Ohne Enzyme läuft im Körper gar nichts. Nicht umsonst nennt man sie auch die Bausteine des Lebens. Doch sie halten nicht nur unseren Organismus aufrecht, sie helfen auch bei vielen Krankheiten und fördern die Heilung.
Enzyme sind Eiweissverbindungen, die der Körper ständig selbst produziert. Pro Minute sind sie allein an 36 Millionen Stoffwechselvorgängen beteiligt. Aber jedes ist nur für eine bestimmte Aufgabe zuständig und mischt sich nicht in fremde Vorgänge ein.
Hätten wir z.B. keine Verdauungsenzyme, würde es etwa 1000 Jahre dauern, bis wir einen Bissen Fleisch verarbeitet hätten. Die Erklärung ist einfach: Enzyme spalten die Nahrung. Auch bei der Wundheilung sind sie unentbehrlich. Sonst würden wir schon bei der kleinsten Verletzung verbluten, denn sie sorgen für die Blutgerinnung.
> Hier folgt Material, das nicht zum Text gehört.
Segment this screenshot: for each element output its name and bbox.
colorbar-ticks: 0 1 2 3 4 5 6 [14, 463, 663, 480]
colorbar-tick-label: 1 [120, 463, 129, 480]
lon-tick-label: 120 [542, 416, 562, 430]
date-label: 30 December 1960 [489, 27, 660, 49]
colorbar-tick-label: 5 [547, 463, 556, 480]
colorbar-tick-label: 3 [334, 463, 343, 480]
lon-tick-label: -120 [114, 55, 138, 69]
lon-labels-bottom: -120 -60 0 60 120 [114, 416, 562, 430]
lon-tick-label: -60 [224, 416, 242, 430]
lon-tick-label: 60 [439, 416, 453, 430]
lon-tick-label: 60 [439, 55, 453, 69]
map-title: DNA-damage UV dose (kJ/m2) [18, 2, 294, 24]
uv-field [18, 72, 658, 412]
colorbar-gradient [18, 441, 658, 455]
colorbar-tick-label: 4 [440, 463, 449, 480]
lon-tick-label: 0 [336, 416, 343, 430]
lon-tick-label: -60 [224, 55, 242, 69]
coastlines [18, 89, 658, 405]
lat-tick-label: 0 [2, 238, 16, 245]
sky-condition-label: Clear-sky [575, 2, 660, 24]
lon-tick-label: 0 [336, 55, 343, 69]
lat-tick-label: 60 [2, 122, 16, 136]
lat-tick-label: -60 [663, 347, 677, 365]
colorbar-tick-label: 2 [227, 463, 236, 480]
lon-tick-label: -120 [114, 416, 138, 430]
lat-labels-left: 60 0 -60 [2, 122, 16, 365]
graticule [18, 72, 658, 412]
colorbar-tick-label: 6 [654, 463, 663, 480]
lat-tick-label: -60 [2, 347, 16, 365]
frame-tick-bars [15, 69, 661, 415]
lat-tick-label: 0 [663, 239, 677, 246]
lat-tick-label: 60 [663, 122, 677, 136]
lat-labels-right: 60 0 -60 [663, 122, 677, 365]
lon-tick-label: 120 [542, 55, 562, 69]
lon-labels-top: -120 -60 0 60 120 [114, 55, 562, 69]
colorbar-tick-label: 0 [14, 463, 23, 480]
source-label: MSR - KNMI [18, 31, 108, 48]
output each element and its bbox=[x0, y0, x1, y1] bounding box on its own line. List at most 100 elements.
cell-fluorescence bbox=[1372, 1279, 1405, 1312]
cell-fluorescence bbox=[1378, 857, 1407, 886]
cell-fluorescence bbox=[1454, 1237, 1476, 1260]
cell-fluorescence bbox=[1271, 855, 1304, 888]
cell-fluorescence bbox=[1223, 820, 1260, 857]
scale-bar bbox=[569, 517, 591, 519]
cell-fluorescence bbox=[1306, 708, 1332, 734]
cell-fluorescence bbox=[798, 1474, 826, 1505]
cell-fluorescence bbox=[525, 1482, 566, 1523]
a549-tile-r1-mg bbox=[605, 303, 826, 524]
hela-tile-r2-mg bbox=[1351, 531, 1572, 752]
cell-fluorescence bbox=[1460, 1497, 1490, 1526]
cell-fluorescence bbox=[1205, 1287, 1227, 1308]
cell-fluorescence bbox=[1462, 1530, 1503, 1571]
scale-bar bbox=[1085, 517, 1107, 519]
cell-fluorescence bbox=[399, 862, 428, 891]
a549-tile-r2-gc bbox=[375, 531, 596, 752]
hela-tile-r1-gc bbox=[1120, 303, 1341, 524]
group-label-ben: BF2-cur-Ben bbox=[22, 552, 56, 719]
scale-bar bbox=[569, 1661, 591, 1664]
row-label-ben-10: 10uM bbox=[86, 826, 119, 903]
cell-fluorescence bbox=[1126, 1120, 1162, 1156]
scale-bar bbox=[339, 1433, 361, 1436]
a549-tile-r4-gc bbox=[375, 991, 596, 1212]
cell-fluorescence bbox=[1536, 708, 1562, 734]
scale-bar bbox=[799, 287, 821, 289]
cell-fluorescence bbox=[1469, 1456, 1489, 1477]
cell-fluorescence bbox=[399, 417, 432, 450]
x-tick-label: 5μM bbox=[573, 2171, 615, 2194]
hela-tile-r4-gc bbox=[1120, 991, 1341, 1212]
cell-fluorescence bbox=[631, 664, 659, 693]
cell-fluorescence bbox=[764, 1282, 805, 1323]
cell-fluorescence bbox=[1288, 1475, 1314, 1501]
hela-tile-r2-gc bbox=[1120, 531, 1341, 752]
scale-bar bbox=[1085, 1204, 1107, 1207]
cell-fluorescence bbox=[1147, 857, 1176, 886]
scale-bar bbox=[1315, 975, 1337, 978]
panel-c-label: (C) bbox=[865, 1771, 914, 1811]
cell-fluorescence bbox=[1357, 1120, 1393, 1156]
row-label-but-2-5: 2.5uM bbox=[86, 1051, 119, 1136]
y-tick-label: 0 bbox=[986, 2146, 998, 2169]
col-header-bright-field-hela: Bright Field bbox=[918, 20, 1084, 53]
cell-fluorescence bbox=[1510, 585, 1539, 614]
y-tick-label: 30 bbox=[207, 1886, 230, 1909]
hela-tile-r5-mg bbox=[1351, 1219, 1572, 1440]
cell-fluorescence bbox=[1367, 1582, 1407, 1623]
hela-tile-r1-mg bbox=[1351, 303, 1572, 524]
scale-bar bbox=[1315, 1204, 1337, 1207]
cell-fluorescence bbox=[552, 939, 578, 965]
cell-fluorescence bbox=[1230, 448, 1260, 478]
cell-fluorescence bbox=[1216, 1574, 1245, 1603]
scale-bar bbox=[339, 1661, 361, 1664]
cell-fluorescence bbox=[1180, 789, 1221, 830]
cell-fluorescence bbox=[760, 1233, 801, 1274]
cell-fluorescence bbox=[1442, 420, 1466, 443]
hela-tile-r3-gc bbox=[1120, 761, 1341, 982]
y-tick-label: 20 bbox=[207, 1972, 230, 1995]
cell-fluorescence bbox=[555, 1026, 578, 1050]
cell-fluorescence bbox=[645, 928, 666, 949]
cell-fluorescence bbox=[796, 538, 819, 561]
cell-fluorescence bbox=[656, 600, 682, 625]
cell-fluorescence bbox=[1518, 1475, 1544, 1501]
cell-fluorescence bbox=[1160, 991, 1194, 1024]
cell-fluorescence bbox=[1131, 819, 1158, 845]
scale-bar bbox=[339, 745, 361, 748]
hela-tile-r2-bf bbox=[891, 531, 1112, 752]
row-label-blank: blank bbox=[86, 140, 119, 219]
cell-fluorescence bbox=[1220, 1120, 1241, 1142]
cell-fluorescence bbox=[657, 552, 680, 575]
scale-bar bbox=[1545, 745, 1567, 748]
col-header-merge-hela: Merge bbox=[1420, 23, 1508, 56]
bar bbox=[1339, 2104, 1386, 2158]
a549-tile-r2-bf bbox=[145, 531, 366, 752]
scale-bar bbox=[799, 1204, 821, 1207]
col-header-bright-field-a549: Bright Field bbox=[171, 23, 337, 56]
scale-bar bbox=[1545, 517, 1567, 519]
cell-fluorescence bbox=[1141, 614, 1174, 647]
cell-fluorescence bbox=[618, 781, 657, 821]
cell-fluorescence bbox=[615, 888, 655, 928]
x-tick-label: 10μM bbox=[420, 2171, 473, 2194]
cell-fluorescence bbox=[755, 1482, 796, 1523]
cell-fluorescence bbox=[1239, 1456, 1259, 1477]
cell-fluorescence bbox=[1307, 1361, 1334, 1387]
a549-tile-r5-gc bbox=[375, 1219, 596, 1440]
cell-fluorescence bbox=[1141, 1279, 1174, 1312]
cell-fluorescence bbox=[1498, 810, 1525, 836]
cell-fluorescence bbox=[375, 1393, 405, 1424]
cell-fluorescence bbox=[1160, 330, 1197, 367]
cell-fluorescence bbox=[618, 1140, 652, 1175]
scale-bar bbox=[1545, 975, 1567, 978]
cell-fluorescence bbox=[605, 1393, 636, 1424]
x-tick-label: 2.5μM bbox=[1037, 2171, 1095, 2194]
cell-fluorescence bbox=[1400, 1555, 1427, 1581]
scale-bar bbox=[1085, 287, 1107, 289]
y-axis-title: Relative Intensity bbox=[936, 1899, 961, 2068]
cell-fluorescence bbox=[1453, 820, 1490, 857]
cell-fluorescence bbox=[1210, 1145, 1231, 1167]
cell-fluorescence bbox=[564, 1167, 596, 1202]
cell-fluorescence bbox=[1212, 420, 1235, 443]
Damit sie uns schützen und heilen, ist es aber wichtig, dass die Enzyme in ausreichender Menge in unserem Körper vorhanden sind. Um die Versorgung zu sichern, kann man zusätzlich Enzyme schlucken. Natürliche Enzym-Lieferanten sind exotische Früchte. Ananas z.B. enthält das wertvollenEnzym Bromelain. Es ist in der Lage, Eiweisse und andere Schadstoffe, die für Schwellungen und Enzündungen verantwortlich sind, zu spalten und dadurch aufzulösen. Sportler schwören bei der Behandlung von Prellungen, Zerrungen oder Verrenkungen darauf. Nährere Informationen bekommen Sie bei der Initiative Bromelain im Internet und www.bromelain.de.
Wie hilfreich Enzyme für Arthrose- und Rheuma-Patienten sind, zeigen mehrere klinische Studien. Wenn die Kranken eine Therapie mit speziellen Enzympräparaten machen, brauchen sie weniger oder gar keine Schmerzmittel.
Bei der Stärkung des Immunsystems spielen die körpereigenen Eiweissverbindungen ebenfalls eine Rolle. Sie schützen vor Erkältungen und Fieber. Zwei Enzymkuren im Jahr, z.B. im Frühjahr und Herbst, halten fit. Dafür sollten Sie auf hoch dosierte Enzym-Präparate aus der Apotheke greifen.